Pictured with the bread is some yummy pumpkin-chocolate chip muffins. My friend, Adria, loves these and we have lunch plans later this week. She’s also has a birthday coming up in a couple of weeks so I thought she’d enjoy some of these to celebrate. I won’t share her age as she may hurt me. She’s already said she’s not celebrating with big plans this year. I feel the same way with my birthday coming up in five months.

I also made my first batch of corn bread from scratch yesterday and it turned out really good. I made some honey butter to sweeten ’em up. Next time, I may add honey or more sugar to the recipe to make the bread taste better. I’m a big fan of Jiffy corn muffin mix, which is really sweet and delicious. Hope I can come close to Jiffy’s yumminess!

I also made chocolate pudding pie for my hubby. With some Vanilla Wafers, butter and sugar, I made a vanilla crust to went really well with the chocolate.

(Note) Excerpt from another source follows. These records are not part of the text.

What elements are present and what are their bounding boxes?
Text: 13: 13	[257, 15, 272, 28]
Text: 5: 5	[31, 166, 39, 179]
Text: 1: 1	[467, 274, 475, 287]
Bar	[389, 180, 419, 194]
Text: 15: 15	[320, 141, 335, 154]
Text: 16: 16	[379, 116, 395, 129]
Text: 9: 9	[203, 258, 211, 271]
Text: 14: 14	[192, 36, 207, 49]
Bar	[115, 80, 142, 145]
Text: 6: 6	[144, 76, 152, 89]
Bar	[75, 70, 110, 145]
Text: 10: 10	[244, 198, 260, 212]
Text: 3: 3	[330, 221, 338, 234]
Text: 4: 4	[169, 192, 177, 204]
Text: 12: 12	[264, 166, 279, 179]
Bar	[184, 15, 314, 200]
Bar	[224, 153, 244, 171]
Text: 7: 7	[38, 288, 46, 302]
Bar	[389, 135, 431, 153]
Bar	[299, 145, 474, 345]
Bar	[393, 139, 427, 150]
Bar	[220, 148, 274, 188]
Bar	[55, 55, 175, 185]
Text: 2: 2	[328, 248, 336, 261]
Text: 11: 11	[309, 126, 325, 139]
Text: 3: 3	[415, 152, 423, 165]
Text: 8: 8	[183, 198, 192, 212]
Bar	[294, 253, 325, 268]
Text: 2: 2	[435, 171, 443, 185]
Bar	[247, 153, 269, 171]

I normally use graham crackes, since that’s what Chris’ mom uses, but we didn’t have any so I had to substitute.
And with another furlough day today, I was able to enjoy a three-day weekend that allowed me time to finish this project:

This is a crocheted shirt pattern from Debbie Stoller’s “Stitch ‘N Bitch Crochet: The Happy Hooker.” As I’ve said before, this is a great book for novice hookers and a great resource with cool patterns for even more mature hook welders.
I have some sweet tank tops and long sleeved shirts that’ll look great with this shirt. The pattern also suggests tying a ribbon along the neckline.